By his mid-twenties he was a regular contributor to magazines such as Rolling Stone, The Face, Elle, Bazaar and Vogue. His passion for photography and the darkroom process led him to become a master printer, its chemical footprint created a great deal of inner conflict as both an artist and a life-long environmentalist. He quickly embraced the digital revolution and created the first digital front cover of a fashion magazine for Elle in the UK in 1991.
He is currently collaborating on a several personal projects; including a photographic representation of our planet, called The Crucible of Life and Pagan Spirit shown here, which is an exploration into the romanticism of pictorialism. In meeting, Joanna Hadfield who had been dancing since she was four, he found the perfect partner to create both the poems and the photography. In ancient times watching the Temple Girl dance would have been a reverential experience and sacred connection to the Goddess of Creation.
https://www.andrewmacpherson.com
Patricia Lanza : What was the inspiration for your authorship of the work, Pagan Spirit ?
Andrew Macpherson : I first learned about the Goddess religions of the ancient Mediterranean as a boy exploring the ruins of their temples in Malta with my grandfather, who lived there. I was fascinated by those mysterious monuments built to long forgotten deities, and the idea that both they, and the civilizations that worshiped them, could vanish. Some years later at school I discovered the writings of Robert Graves, who brought ancient temples to life. Watching a girl dance at the temple of the goddess would have been a reverential experience and being chosen to be a ‘Temple Girl’ was the greatest honor. Under the tutelage of the High Priestesses an initiate would have been taught how to use her powers to beguile and captivate men, keeping them devoted to both the Goddess and her temple.
When I fell in love with photography at thirteen, I was deeply moved by the work of the Photo Secessionists and the pictorialist disciplines of classical painting they followed. My favorite work from that era, Anne Brigman’s Song of the Pagan (published 1949) has long been one of my most treasured books because her work so reflected my childhood vision of how a dancer at those pagan temples might be. I had always wanted to do an homage to it, and in meeting, Joanna Hadfield, a competition dancer since the age of four, I found the perfect partner to create it.
PL : How did the collaboration with Joanna Hadfield come about?
AM: I met Joanna Hadfield, a New Zealand native, when she was working with the singer Kimbra, a fellow kiwi, who I was photographing. During the shoot I told Joanna about my dream to create this book. She told me about her history in dance, about the landscapes in New Zealand where her family had farmed the land for six generations, and said she’d do it with me. We met up in New Zealand some months later and shot there for two weeks in their summers of ’15, ’16 and ’17. She created some the poems during the first shoot, and I knew then I wanted to include them.

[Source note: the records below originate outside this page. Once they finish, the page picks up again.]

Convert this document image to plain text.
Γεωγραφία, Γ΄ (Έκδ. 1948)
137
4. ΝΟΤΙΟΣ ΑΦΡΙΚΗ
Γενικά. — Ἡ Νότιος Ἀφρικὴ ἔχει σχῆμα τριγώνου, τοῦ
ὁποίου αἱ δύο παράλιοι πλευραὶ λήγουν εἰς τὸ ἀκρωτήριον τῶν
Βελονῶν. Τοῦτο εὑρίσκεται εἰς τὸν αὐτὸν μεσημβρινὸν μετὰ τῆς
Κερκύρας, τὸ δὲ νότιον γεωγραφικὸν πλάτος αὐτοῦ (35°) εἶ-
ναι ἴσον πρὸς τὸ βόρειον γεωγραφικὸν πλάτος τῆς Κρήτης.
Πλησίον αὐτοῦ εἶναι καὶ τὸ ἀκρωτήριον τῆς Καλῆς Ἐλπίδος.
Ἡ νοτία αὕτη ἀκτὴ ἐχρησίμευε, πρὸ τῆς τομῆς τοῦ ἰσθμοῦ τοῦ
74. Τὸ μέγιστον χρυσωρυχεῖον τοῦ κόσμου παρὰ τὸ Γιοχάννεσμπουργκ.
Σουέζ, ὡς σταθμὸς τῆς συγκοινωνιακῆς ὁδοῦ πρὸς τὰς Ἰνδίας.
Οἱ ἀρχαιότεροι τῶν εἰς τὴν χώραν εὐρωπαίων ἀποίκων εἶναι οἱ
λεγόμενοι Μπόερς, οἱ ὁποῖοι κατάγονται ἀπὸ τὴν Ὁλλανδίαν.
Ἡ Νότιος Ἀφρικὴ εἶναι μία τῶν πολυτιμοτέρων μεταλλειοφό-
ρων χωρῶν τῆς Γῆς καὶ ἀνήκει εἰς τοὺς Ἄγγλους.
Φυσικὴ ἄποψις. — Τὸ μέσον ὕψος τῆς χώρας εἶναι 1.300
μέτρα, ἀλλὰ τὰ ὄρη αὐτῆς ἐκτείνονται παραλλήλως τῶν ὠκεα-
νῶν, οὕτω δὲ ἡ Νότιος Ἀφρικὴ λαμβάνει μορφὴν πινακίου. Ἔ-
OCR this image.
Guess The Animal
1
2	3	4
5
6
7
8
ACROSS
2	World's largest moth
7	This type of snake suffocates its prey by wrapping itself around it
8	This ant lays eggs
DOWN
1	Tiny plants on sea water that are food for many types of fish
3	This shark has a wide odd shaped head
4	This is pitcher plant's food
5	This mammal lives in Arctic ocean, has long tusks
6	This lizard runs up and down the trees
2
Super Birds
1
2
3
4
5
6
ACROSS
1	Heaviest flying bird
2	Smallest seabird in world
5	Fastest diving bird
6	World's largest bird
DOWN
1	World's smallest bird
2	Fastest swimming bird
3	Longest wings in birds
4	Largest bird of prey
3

PL : Describe the process and production for the project?AM: The total shooting time was around seven weeks, spread over three southern hemisphere summers. The gathering of the pictures took time as the locations were all very remote and even in summer the weather there is very changeable down there, so it was very much a case of be prepared, waiting, and then jumping into action as the light came right. We rented a motorhome for one of the trips and house for the other two, which gave us a good variation of location, but around half the images were done in the area Joanna’s family had farmed the land for six generations.
PL : What are you looking to accomplish, a book and an exhibition?
AM: My dream would be for it to be both an exhibition and a book.
PL : What are you presently working on?
AM: I’ve recently finished a project called TRINITY: THE CRUCIBLE which is a series of 140 images of discarded objects reflecting the crucible of life on earth, the land the sea and the air. I’m currently also working on an exhibition with LA artist Onik Agaronyan showcasing his art and process and with Hudson Properties documenting the transformation of the old Westfield Mall into Google’s new LA offices.